The drop in oil price will result in a $300 million reduction in oil revenue next year, with total oil income dropping from $2.02 to $1.72 billion in 2005.
Corbus said he expects the state to maintain an average production of 978,000 barrels of oil a day from fiscal year 2004 through fiscal year 2007. Oil production, which accounts for over 80 percent of Alaska's revenue, has gradually declined by about half since a peak in 1989 of 2 million barrels a day.
Chuck Logsdon, chief petroleum economist for the state, said the Organization of Petroleum Exporting Countries (OPEC) is predicting that Russia and other countries will glut the world oil market.
The state is hoping tax breaks for exploring new wells will attract new development.
"It is of interest to note that by the year 2012 about 19.9 percent of the oil production will come from new developments," Corbus said.
Oil exploration could be spurred by a controversial tax break for oil companies that was passed by the Legislature this year.
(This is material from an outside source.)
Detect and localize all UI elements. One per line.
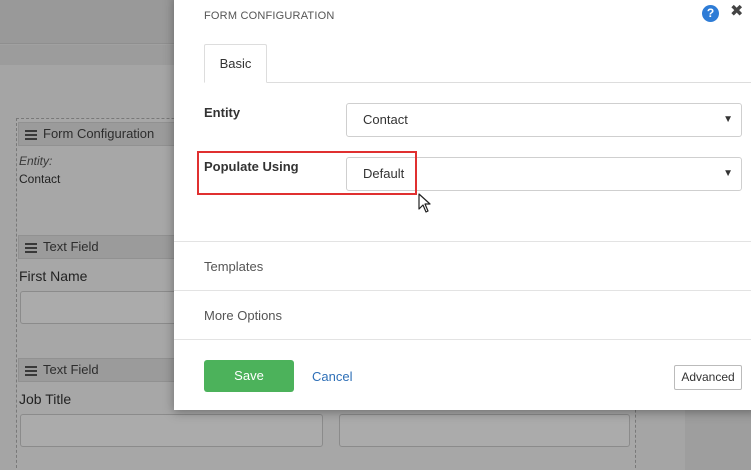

The law gives a 20 percent tax credit to oil companies for drilling exploration wells at least three miles from existing wells.
The tax break could cost $50 to $100 million a year and critics argue that new exploration wells would have been drilled anyway.
Logsdon said there are four prospective wells that might qualify for the credit, but added the state won't know whether it has a firm commitment until as late as next April.
The state also is hoping to capture incremental revenue from satellite wells on the North Slope, National Petroleum Reserve-Alaska wells and production on the Beaufort Sea, Logsdon said.